During today's visit, LPA Nwogene toured the facility inside and out with Lorena and made observations regarding the infection control measures that the facility has implemented. LPA observed Covid-19 postings posted throughout the facility. The facility has an adequate amount of hand hygiene supplies (soap, hand sanitizer and paper towels) in all restrooms. The facility has a plan in place to monitor residents regularly for any changes in condition, which includes daily temperature checks. The Facility will contact the resident's physician should there be any event of COVID-19 related illnesses. The facility has a designated infection control lead. The facility also cleans and disinfects the highly touched surfaces during each shift, and as needed. LPA observed PPE supplies.

During the tour, LPA did not observe any pools or bodies of water within the premises. LPA was informed that no weapons or ammunition is maintained at the home.

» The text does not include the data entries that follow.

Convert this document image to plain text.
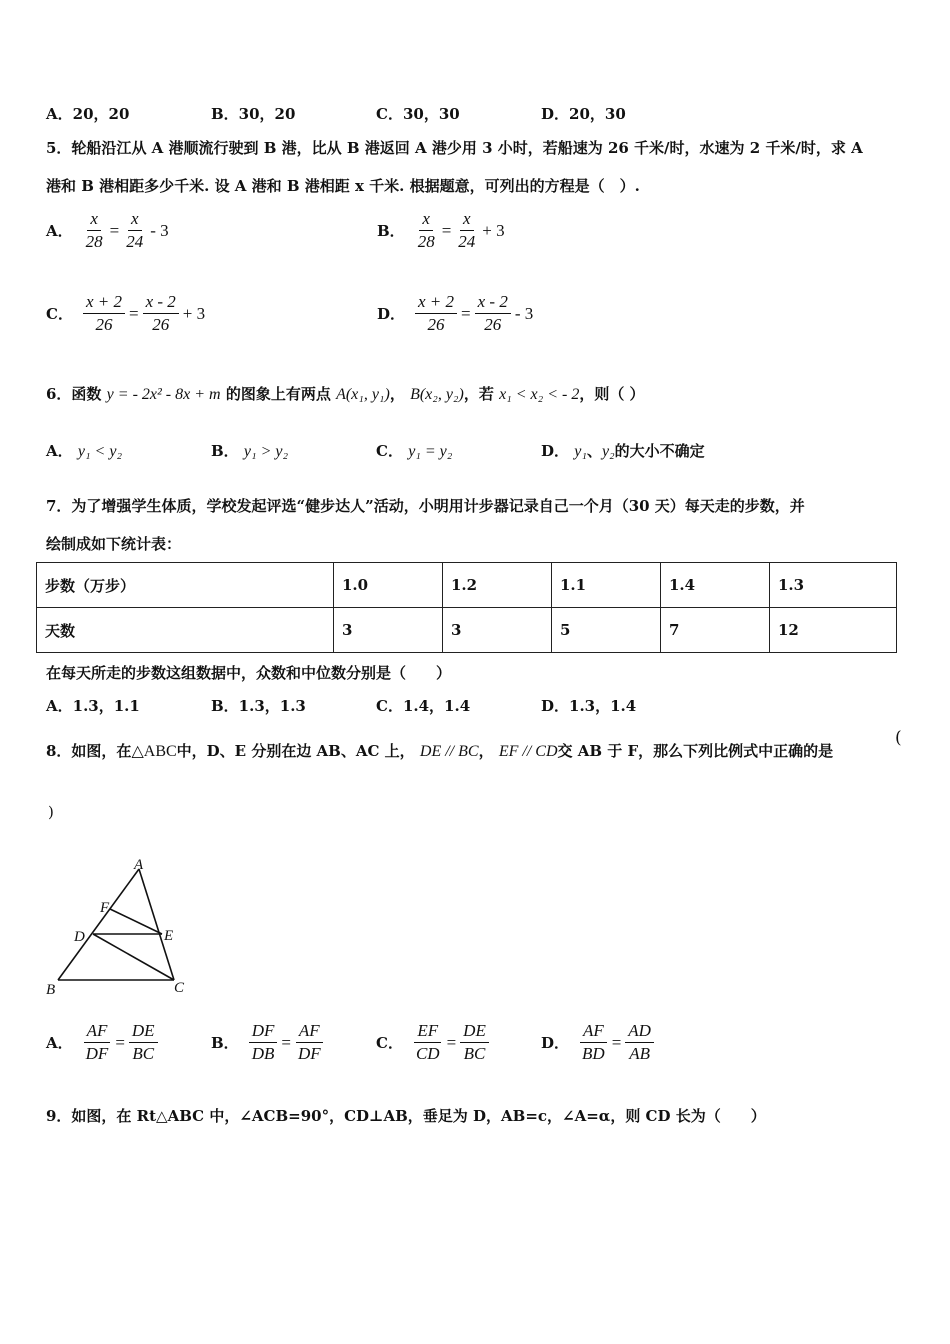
A．20，20	B．30，20	C．30，30	D．20，30
5．轮船沿江从 A 港顺流行驶到 B 港，比从 B 港返回 A 港少用 3 小时，若船速为 26 千米/时，水速为 2 千米/时，求 A
港和 B 港相距多少千米. 设 A 港和 B 港相距 x 千米. 根据题意，可列出的方程是（　）.
A． $\frac{x}{28} = \frac{x}{24} - 3$	B． $\frac{x}{28} = \frac{x}{24} + 3$
C． $\frac{x + 2}{26} = \frac{x - 2}{26} + 3$	D． $\frac{x + 2}{26} = \frac{x - 2}{26} - 3$
6．函数 y = - 2x² - 8x + m 的图象上有两点 A(x₁, y₁)， B(x₂, y₂)，若 x₁ < x₂ < - 2，则（ ）
A． y₁ < y₂	B． y₁ > y₂	C． y₁ = y₂	D． y₁、y₂的大小不确定
7．为了增强学生体质，学校发起评选“健步达人”活动，小明用计步器记录自己一个月（30 天）每天走的步数，并
绘制成如下统计表：
步数（万步）	1.0	1.2	1.1	1.4	1.3
天数	3	3	5	7	12
在每天所走的步数这组数据中，众数和中位数分别是（　　）
A．1.3，1.1	B．1.3，1.3	C．1.4，1.4	D．1.3，1.4
8．如图，在△ABC中，D、E 分别在边 AB、AC 上， DE // BC， EF // CD交 AB 于 F，那么下列比例式中正确的是
(
)
A
B	C
D	E
F
A． $\frac{AF}{DF} = \frac{DE}{BC}$	B． $\frac{DF}{DB} = \frac{AF}{DF}$	C． $\frac{EF}{CD} = \frac{DE}{BC}$	D． $\frac{AF}{BD} = \frac{AD}{AB}$
9．如图，在 Rt△ABC 中，∠ACB=90°，CD⊥AB，垂足为 D，AB=c，∠A=α，则 CD 长为（　　）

Administrator, Nikul was informed of the licensing fees due. Nikul stated a check has been mailed to the CDSS office weeks ago. No deficiencies noted at the time of visit.

An exit interview was conducted, and a copy of this report was reviewed and provided to Nikul Mody.

SUPERVISORS NAME: Deborah Mullen
LICENSING EVALUATOR NAME: Chinwe Nwogene
LICENSING EVALUATOR SIGNATURE: DATE: 10/19/2022
I acknowledge receipt of this form and understand my licensing appeal rights as explained and received.
FACILITY REPRESENTATIVE SIGNATURE: DATE: 10/19/2022
This report must be available at Child Care and Group Home facilities for public review for 3 years.